Strategies are needed to increase implementation of evidence-based tobacco dependence treatment (TDT) in health care systems in low-and middle-income countries (LMICs).
We conducted a two-arm cluster randomized controlled trial to compare the effectiveness of two strategies for implementing TDT guidelines in community health centers (n=26) in Vietnam. Arm 1 included training and a tool kit (e.g., reminder system) to promote and support delivery of the 4As (Ask about tobacco use, Advise to quit, Assess readiness, Assist with brief counseling) (Arm 1). Arm 2 included Arm 1 components plus a system to refer smokers to a community health worker (CHW) for more intensive counseling (4As+R). Provider surveys were conducted at baseline, six- and 12-months to assess the hypothesized effect of the strategies on provider and organizational-level factors. The primary outcome was provider adoption of the 4As.
Adoption of the 4As increased significantly across both study arms (all p<.001). Perceived organizational priority for TDT, compatibility with current workflow, and provider attitudes, norms and self-efficacy related to TDT also improved significantly across both arms. In Arm 2 sites, 41% of smokers were referred to a CHW for additional counseling.

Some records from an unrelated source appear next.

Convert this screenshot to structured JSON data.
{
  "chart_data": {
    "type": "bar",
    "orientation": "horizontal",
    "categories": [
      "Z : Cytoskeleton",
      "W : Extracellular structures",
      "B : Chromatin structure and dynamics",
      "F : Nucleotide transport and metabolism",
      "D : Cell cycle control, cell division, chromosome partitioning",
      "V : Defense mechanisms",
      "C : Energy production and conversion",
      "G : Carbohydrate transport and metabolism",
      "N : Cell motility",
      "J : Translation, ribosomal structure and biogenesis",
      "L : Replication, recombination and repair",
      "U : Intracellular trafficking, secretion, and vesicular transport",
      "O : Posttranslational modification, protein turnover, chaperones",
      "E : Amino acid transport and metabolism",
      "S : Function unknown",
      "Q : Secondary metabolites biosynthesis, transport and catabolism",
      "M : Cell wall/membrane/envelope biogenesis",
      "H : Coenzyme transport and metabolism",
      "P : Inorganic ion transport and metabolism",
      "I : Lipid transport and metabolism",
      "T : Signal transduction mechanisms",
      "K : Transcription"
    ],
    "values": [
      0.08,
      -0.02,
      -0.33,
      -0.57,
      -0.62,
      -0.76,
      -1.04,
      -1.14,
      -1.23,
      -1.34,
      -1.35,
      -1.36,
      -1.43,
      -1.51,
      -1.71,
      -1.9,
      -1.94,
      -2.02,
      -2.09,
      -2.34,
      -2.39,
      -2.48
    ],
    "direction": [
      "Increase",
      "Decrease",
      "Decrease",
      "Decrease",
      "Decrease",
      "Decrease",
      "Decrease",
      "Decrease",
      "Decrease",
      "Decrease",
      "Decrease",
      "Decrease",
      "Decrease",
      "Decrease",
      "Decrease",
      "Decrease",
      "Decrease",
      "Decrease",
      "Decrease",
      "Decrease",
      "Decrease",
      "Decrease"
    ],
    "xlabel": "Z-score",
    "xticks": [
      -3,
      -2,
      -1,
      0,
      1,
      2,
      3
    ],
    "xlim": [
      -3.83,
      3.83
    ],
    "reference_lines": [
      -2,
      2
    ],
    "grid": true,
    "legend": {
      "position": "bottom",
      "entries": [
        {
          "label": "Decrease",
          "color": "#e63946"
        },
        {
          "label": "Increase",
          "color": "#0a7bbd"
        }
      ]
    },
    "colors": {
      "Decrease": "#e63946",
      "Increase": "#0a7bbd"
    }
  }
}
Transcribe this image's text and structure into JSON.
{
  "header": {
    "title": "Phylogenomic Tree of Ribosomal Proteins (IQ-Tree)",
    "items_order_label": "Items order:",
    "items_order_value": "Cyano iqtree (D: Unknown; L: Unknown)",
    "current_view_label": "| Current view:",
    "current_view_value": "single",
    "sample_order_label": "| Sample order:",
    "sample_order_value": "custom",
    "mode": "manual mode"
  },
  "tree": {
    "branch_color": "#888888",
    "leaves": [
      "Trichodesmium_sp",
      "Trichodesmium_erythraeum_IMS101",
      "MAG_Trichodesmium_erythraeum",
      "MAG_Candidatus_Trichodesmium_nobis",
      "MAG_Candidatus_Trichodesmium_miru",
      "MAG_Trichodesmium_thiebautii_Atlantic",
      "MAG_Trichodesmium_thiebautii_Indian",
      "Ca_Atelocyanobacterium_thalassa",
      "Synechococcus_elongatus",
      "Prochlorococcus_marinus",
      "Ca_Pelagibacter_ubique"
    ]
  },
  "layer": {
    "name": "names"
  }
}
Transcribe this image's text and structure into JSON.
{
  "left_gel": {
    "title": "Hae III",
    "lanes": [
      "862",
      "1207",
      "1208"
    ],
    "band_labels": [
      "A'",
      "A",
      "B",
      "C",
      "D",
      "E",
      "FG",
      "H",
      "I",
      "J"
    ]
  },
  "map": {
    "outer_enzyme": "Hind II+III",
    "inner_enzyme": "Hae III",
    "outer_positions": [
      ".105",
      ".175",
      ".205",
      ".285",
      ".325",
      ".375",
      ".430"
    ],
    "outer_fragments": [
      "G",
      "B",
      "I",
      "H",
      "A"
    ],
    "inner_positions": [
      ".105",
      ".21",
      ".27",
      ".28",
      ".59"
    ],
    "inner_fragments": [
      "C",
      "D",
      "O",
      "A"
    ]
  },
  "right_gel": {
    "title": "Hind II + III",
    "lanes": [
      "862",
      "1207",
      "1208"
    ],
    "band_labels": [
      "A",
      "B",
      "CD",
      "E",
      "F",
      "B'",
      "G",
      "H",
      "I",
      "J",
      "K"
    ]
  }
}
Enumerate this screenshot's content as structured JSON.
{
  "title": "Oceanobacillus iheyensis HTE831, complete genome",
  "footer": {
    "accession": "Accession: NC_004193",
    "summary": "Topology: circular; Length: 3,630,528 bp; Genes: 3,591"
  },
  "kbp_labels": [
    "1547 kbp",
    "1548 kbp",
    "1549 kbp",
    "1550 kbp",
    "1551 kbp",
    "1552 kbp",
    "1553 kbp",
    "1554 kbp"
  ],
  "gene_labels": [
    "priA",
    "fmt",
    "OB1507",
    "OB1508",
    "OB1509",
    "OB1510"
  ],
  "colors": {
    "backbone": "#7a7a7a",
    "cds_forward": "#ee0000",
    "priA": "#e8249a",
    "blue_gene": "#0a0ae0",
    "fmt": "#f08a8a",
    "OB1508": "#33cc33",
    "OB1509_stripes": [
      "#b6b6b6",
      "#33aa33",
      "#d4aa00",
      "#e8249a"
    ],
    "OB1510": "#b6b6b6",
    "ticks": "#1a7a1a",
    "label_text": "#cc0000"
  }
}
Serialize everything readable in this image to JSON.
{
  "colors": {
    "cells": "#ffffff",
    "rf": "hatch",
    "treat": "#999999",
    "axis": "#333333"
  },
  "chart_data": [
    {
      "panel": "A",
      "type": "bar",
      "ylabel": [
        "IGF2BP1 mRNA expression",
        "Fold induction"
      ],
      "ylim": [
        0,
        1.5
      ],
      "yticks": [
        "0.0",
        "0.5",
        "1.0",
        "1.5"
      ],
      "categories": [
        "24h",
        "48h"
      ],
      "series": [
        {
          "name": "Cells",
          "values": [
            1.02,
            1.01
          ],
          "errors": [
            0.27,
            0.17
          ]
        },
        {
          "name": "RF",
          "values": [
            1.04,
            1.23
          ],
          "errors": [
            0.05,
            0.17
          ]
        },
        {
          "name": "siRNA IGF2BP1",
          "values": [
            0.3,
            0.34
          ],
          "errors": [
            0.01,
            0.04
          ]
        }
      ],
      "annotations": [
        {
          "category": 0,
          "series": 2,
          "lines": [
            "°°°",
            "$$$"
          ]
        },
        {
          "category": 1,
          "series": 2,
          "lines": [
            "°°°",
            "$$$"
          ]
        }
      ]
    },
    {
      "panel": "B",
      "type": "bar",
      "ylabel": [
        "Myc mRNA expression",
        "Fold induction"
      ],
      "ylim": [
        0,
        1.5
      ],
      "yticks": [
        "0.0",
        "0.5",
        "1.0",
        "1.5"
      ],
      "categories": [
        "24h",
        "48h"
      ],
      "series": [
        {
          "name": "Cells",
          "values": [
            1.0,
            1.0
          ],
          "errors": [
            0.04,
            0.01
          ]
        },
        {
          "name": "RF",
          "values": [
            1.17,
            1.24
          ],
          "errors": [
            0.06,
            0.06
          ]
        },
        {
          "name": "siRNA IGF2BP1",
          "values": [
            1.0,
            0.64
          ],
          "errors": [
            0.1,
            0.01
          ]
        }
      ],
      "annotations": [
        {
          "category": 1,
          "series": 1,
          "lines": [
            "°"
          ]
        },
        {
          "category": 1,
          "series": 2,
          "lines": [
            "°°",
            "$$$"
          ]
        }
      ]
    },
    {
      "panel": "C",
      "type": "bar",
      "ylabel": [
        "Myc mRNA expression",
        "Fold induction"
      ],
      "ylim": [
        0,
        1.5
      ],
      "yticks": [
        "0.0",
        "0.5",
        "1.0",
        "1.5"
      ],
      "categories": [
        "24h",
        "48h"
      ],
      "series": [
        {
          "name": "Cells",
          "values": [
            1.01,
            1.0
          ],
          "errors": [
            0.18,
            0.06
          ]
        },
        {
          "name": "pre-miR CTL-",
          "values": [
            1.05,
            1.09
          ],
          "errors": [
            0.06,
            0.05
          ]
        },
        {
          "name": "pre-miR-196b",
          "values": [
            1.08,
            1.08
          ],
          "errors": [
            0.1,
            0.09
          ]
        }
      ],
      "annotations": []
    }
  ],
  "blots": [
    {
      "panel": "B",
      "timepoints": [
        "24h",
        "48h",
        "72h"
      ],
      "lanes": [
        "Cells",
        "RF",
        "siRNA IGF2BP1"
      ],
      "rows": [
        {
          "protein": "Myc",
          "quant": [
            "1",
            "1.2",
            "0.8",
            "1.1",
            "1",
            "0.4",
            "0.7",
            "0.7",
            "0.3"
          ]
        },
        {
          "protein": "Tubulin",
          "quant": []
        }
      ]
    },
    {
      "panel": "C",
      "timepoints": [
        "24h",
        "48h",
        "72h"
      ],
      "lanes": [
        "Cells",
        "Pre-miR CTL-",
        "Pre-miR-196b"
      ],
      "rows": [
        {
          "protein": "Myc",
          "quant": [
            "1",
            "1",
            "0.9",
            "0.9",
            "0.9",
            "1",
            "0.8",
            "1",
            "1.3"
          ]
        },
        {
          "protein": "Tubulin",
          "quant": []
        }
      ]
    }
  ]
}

The study demonstrated the effectiveness of a multicomponent and multilevel strategy (i.e., provider and system) for implementing evidence-based TDT in the Vietnam public health system. Combining provider-delivered brief counseling with opportunities for more in-depth counseling offered by a trained CHW may optimize outcomes and offers a potentially scalable model for increasing access to TDT in health care systems like Vietnam.
Improving implementation of evidence-based tobacco dependence treatment (TDT) guidelines is a necessary step towards reducing the growing burden of non-communicable disease (NCDs) and premature death in LMICs. The findings provide new evidence on the effectiveness of multilevel strategies for adapting and implementing TDT into routine care in Vietnam, and offers a potentially scalable model for meeting FCTC Article 14 goals in other LMICs with comparable public health systems. The study also demonstrates that combining provider-delivered brief counseling with referral to a community health worker for more in-depth counseling and support can optimize access to evidence-based treatment for tobacco use.